The stones do appeal nice to me. Also, you get a lot of stone for the money. These are old chosera thicknesses...
One thing confuses me: you call them soakers, the site (fine-tools) says they are splash&go?
I'm interessted in reading more about your experience with this stones! Definitely a topic I will follow
well well well.
first and foremost these are soakers. quite thick stones at over 30mm.
I mean, what are the Juuma's?
The site calls them S&G (in their own words) and if I read it correctly, you find them soakers
Can you make a comparison with the sharpness achieved between Juuma 1200 and Shapton Pro 1000, as well as between Juuma 2000 and Shapton Pro 2000?
The Shapton Pro 2000 makes an aggressive edge with bite, so I would be interested in whether the Juuma 2000 also produces an edge with bite.

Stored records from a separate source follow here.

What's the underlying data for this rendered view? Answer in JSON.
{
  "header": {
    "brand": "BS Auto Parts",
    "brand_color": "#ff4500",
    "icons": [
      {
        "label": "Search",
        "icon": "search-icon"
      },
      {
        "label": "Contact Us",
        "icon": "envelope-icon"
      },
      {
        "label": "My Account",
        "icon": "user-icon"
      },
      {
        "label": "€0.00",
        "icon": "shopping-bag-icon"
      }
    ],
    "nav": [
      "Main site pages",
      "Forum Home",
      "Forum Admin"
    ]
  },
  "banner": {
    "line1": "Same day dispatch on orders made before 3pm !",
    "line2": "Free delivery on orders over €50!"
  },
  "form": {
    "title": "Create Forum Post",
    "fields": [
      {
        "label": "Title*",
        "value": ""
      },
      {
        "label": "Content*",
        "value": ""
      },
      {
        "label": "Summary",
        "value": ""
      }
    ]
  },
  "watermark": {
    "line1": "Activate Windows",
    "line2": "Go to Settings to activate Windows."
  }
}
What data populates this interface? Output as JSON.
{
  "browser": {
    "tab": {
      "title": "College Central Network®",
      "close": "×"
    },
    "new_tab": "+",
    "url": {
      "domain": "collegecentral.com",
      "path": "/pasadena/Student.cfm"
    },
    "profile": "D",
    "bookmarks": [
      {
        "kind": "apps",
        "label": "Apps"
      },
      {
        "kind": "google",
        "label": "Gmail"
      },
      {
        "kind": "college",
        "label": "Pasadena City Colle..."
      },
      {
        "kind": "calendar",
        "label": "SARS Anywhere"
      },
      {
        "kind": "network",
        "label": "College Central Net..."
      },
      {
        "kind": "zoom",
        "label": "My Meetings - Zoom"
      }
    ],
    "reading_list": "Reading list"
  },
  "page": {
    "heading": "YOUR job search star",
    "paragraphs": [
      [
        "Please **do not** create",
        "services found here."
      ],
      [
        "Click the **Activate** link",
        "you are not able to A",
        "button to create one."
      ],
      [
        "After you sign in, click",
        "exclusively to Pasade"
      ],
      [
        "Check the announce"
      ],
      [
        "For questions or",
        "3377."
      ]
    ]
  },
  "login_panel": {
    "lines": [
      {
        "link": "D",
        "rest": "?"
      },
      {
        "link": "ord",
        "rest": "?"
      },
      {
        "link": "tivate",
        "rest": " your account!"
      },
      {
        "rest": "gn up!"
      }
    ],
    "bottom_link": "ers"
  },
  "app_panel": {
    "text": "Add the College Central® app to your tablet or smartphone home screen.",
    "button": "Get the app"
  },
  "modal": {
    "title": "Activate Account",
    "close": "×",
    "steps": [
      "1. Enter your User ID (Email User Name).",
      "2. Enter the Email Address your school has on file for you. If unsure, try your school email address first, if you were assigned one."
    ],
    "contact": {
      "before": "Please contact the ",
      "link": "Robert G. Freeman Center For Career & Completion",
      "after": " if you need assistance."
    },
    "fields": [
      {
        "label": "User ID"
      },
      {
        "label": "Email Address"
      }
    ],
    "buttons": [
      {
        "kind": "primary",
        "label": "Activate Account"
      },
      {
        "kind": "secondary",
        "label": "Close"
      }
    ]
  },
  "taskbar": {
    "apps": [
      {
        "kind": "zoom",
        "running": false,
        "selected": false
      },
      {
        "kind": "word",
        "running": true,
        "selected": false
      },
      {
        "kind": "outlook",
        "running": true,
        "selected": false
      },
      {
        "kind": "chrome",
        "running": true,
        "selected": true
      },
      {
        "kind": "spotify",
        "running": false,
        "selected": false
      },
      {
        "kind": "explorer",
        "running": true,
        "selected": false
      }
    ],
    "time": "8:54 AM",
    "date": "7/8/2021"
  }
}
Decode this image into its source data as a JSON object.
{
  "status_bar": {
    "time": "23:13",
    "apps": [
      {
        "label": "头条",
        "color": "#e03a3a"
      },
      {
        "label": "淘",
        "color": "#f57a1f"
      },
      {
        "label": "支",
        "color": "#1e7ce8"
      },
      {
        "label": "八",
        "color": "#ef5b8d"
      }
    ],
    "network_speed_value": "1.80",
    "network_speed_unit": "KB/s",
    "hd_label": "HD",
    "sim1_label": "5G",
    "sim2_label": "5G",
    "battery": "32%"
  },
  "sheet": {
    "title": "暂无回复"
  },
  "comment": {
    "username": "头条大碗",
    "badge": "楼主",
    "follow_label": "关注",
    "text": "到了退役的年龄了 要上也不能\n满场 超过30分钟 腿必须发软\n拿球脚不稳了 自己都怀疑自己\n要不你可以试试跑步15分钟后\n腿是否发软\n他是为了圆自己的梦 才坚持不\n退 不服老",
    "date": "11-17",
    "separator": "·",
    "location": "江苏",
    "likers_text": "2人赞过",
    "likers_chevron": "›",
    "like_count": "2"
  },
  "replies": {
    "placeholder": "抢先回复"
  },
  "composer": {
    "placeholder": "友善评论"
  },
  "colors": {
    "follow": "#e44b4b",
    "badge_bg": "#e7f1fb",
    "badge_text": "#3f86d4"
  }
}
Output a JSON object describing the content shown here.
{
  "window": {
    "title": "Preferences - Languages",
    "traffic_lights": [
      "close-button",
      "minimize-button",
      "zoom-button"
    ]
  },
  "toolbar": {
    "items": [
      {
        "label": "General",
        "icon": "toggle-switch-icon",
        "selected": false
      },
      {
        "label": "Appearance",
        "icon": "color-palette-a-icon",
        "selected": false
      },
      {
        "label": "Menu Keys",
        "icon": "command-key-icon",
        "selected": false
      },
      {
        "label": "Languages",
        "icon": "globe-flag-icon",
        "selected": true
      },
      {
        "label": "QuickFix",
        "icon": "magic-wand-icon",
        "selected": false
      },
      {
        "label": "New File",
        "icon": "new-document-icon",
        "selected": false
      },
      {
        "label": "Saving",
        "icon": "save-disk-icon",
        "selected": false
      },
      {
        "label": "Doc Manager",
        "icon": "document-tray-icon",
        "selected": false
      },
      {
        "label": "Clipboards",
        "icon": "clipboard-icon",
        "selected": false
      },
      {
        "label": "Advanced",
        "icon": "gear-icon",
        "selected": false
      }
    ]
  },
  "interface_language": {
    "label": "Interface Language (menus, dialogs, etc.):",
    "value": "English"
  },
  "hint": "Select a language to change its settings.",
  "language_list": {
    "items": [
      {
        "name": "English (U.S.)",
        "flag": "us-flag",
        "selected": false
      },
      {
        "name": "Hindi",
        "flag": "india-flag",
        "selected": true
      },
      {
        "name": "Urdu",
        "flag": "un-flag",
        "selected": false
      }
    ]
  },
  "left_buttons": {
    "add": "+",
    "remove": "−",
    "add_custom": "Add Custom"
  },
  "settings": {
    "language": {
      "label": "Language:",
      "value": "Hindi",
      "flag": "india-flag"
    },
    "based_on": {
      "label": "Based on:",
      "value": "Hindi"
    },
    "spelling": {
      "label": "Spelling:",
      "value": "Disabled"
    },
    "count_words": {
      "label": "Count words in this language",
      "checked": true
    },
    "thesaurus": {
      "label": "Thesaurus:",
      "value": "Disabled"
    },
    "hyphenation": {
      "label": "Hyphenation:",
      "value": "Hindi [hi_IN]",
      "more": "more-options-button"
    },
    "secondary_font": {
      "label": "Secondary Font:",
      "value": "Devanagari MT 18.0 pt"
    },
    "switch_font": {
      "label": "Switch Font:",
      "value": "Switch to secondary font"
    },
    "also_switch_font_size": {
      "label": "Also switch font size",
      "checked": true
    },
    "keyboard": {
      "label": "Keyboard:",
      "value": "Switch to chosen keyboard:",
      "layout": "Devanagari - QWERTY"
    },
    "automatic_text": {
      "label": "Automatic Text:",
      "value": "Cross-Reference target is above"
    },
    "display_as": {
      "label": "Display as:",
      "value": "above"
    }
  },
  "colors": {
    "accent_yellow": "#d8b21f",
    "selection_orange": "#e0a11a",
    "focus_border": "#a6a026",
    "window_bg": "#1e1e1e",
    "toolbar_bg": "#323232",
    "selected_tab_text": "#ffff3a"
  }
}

Both saying put them in water.
I guess that's my bad then.
I put all my stones in water 'for a few minutes before start'.
I do that with my s&g stones, not soaking for an hour, just 10-20 minutes. Untill no more air bubbles rise.
Next to that in this very topic I just got explained that a soaker difference (next to soaking up water..) vs. s&g is the drying time.
Some even keep their stones in the water forever! The Juuma site says 'store them dry', which also made not think of it being a soaker.
For me 'Put them in water a few minutes before start, but store them dry' is exactly how I handle my s&g stones... Think thats the confusion.
Quite a long time for such hard stones.
I'm really inclined towards the most abrasive one.